Figure 5. Immunization with III-OVAp induces a significantly stronger humoral immune response and greater protection than immunization with III-OVA

(a) Groups of BALB/c mice (6 mice per group) were vaccinated three times (days 0, 14, and 28) with three different doses (0.2 μg, 2 μg, or 20 μg; as carbohydrate) of either III-OVA or III-OVAp. GBSIII-specific IgG titers were measured in serum obtained on day 35. (b) Survival of pups born to III-OVAp-, III-OVA-, or unconjugated GBSIII–immunized dams and challenged with type III group B Streptococcus (n: number of challenged pups in each group).

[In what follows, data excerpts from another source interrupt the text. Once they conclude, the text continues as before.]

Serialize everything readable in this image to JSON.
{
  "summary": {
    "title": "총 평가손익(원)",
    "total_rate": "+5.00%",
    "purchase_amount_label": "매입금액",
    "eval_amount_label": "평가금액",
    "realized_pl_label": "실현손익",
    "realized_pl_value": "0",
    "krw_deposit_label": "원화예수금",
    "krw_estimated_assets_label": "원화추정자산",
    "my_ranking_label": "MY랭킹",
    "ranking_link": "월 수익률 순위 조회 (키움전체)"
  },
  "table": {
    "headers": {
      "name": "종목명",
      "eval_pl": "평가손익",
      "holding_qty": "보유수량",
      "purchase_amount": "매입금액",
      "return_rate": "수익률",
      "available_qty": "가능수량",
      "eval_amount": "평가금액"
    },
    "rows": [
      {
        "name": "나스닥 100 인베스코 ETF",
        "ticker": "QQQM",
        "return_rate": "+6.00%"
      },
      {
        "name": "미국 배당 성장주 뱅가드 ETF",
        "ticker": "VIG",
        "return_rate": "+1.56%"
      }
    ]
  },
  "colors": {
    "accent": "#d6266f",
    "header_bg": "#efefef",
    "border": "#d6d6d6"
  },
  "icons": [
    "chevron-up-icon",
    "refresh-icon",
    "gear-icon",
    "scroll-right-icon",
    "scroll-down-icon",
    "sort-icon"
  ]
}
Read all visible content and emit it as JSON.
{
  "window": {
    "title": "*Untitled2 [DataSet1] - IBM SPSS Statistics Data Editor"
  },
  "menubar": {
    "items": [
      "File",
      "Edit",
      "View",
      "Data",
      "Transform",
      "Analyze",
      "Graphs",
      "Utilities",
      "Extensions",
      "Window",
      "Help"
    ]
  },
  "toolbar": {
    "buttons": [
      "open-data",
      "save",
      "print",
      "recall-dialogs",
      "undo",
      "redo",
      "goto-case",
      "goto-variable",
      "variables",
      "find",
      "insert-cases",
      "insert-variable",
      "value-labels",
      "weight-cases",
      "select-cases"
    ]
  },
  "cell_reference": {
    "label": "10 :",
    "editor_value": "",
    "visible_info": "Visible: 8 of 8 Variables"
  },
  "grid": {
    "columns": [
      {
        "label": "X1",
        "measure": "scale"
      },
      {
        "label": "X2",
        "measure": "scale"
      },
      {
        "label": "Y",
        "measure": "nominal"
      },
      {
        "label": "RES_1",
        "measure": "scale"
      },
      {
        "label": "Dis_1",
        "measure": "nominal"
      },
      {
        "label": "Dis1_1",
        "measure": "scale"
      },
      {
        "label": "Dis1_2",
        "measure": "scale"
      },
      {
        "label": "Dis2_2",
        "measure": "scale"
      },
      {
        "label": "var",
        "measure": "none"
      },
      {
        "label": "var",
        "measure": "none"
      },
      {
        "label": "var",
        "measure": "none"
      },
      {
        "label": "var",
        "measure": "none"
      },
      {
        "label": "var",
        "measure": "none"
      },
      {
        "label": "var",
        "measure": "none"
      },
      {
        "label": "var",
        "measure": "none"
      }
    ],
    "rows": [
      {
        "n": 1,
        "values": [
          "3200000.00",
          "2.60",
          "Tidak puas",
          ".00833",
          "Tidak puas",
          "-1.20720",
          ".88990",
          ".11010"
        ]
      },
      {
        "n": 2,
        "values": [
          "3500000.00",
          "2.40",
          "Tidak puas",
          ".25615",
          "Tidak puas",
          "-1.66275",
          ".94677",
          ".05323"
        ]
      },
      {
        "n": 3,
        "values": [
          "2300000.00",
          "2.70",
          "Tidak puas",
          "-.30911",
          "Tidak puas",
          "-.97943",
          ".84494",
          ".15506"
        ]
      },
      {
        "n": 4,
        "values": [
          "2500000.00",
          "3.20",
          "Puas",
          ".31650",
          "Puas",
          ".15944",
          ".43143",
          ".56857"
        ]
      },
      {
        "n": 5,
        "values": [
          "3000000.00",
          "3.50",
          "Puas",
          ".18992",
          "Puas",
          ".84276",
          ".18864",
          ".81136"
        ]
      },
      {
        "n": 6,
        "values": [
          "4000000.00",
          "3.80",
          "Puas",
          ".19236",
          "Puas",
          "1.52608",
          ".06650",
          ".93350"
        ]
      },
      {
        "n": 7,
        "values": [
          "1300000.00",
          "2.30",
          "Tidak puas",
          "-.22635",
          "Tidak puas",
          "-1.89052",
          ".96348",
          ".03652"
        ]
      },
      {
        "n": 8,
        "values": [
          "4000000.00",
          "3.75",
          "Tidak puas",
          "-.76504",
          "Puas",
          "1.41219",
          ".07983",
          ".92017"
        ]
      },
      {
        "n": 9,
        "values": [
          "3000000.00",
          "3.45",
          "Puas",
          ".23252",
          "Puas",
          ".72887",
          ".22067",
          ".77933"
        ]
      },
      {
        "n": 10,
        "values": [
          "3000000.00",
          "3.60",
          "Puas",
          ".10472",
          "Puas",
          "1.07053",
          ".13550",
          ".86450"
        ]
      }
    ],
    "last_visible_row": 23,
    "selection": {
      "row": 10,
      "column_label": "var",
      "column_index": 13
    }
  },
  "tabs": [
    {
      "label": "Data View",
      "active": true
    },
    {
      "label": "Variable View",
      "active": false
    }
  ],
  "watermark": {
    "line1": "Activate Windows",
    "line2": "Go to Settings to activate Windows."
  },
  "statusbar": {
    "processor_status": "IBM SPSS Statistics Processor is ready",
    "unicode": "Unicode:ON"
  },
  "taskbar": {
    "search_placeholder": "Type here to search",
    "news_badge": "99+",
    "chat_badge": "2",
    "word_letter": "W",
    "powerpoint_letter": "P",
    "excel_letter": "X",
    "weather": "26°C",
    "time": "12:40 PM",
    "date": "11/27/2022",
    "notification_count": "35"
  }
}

Figure 6. Mechanism of T-cell activation by glycoconjugate vaccines: a new working model

Schematic representation shows the steps in antigen processing and presentation of glycoconjugate vaccines resulting in helper CD4+ T-cell induction of B-cell production of IgG antibodies to the polysaccharide. (1) The carbohydrate portion of the glycoconjugate binds to and cross-links the receptor of a B cell (BCR) whose specific destiny is to produce antibodies to the polysaccharide. (2) The glycoconjugate is internalized into an endosome of the B cell. (3) The carbohydrate portion of this GBSIII glycoconjugate is processed in the endolysosome by ROS into saccharides composed of smaller numbers of repeating units than the full-length polysaccharide used in construction of the vaccine. The protein portion is processed by acidic proteases into peptides. Processing of both the protein and the carbohydrate portions of glycoconjugates generates glycan_p-peptides with a molecular size of ~10 kDa. (4) MHCII binding of the peptide portion of the glycan_p-peptide allows the presentation by MHCII of the more hydrophilic carbohydrate to the αβ receptor of CD4+ T cells (αβTCR). (5) The αβ receptor of CD4+ T helper cells recognizes and responds to the non-zwitterionic saccharide presented in the context of MHCII. (6) Activation of the T cell by the carbohydrate/MHCII, along with co-stimulation, results in T-cell production of cytokines such as IL-4 and IL-2, which in turn induces maturation of the cognate B cell to become a memory B cell, with consequent production of carbohydrate-specific IgG antibodies.